Occasional updates, reading recommendations, outdoor adventures, and much, much more (and less.)
Wednesday, September 19, 2012
A busy October awaits
October is going to be busy. My first personal essay (in quite a while) is getting published and should be coming to a news stand near you. The inaugural issue of Catamaran is coming out. Also, we're starting to practice for our event at SJSU on October 10th. More news soon.
Thursday, September 13, 2012
More books I love (or am in the process of loving). P.S. -- would someone help me design my website?
Ben Lerner: Leaving the Atocha Station. Funny, mordant look at an artist who develops in spite of himself during a hash-fueled poetry scholarship year in Madrid. Even his narrator's musings about boredom are fascinating. Thanks to Elizabeth for recommending this one. I don't think I would have come across it on my own. By the way, this book deserves to be republished with a much better cover. Just saying. Normally I don't care about such things but it looks like something somebody printed up in a basement.
Josh Garrett Davis: Ghost dances: proving up in the Great Plains: A lovely, witty memoir about a Midwestern childhood, with seamlessly incorporated research. Not quite done but I'm hooked.

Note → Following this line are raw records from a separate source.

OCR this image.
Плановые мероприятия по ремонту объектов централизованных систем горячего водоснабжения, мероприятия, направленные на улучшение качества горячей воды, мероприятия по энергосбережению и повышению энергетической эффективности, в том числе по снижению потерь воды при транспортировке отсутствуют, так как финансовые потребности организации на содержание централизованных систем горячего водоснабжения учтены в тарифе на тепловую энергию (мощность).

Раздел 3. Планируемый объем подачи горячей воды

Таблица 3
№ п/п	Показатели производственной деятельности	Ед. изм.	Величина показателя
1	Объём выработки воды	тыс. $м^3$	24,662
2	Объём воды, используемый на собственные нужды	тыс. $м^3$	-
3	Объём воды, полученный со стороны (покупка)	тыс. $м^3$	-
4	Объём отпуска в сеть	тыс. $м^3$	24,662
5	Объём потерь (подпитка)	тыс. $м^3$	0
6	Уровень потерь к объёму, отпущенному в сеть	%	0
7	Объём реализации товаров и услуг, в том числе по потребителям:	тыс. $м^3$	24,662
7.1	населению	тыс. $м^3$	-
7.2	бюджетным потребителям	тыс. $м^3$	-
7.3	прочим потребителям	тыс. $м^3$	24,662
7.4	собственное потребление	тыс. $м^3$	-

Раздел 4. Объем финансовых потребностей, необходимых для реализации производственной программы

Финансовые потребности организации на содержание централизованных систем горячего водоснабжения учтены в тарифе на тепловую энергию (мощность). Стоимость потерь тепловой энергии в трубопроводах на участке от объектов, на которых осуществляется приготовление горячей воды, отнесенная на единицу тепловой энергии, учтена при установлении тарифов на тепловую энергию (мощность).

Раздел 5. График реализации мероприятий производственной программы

Henry Adams: The Education of Henry Adams. My oh my did I despise this book in high school, but I picked it up again the other month, mostly because it appears at the very top of a revered Wesleyan writer-in-residence's coveted "lifetime reading list." I was hooked from the very first page. Mr. Adams could write like crazy. Modern-day reviewers would attack him for his decision not to write about a personal tragedy that must have been a defining moment in his life (wouldn't that qualify as part of his 'education,' according to his own, broad definition of the term?) but I love the style, the thinking, and the way he avoids shoe-gazing memoir by suggesting the wider world around him.
If you have reading recommendations, that would be nice. If you are up for designing an author's website for me at a reasonable rate so I can leave behind this cheesy blog interface once and for all, that would be even nicer. Let me know. I know some of you Cactuseaters readers are high-tech wizards. I could use your expertise. If this ever happens, I would like the website to have a name other than "Cactuseaters," which is kind of misleading.
Josh Garrett Davis: Ghost dances: proving up in the Great Plains: A lovely, witty memoir about a Midwestern childhood, with seamlessly incorporated research. Not quite done but I'm hooked.
Henry Adams: The Education of Henry Adams. My oh my did I despise this book in high school, but I picked it up again the other month, mostly because it appears at the very top of a revered Wesleyan writer-in-residence's coveted "lifetime reading list." I was hooked from the very first page. Mr. Adams could write like crazy. Modern-day reviewers would attack him for his decision not to write about a personal tragedy that must have been a defining moment in his life (wouldn't that qualify as part of his 'education,' according to his own, broad definition of the term?) but I love the style, the thinking, and the way he avoids shoe-gazing memoir by suggesting the wider world around him.
If you have reading recommendations, that would be nice. If you are up for designing an author's website for me at a reasonable rate so I can leave behind this cheesy blog interface once and for all, that would be even nicer. Let me know. I know some of you Cactuseaters readers are high-tech wizards. I could use your expertise. If this ever happens, I would like the website to have a name other than "Cactuseaters," which is kind of misleading.
Saturday, September 08, 2012
Matthew Parker's Larceny in my Blood -- and the Cactus Eaters! -- featured in The Millions website
Now get a load of this. This eye-opening interview appears this week in my very favorite web-based literary magazine, and this interview just happens to include a mention of The Cactus Eaters. Anyhow, I thoroughly enjoyed Matthew Parker's hard-hitting, honest and funny book, which was published this month.Oh, and there's one more thing I want you to see: Wolf Larsen's beautiful song, "If I Be Wrong," featured recently on NPR. Here's the link to the song and video. Anyhow, I am glad to report that I am following up my recent TC Boyle interview with a Wolf Larsen Q and A. Stay tuned! By the way, I almost forgot to mention that the TC Boyle interview will appear, in print version, in the upcoming debut issue of Catamaran, which will also include a very brief essay I wrote about Boyle's work.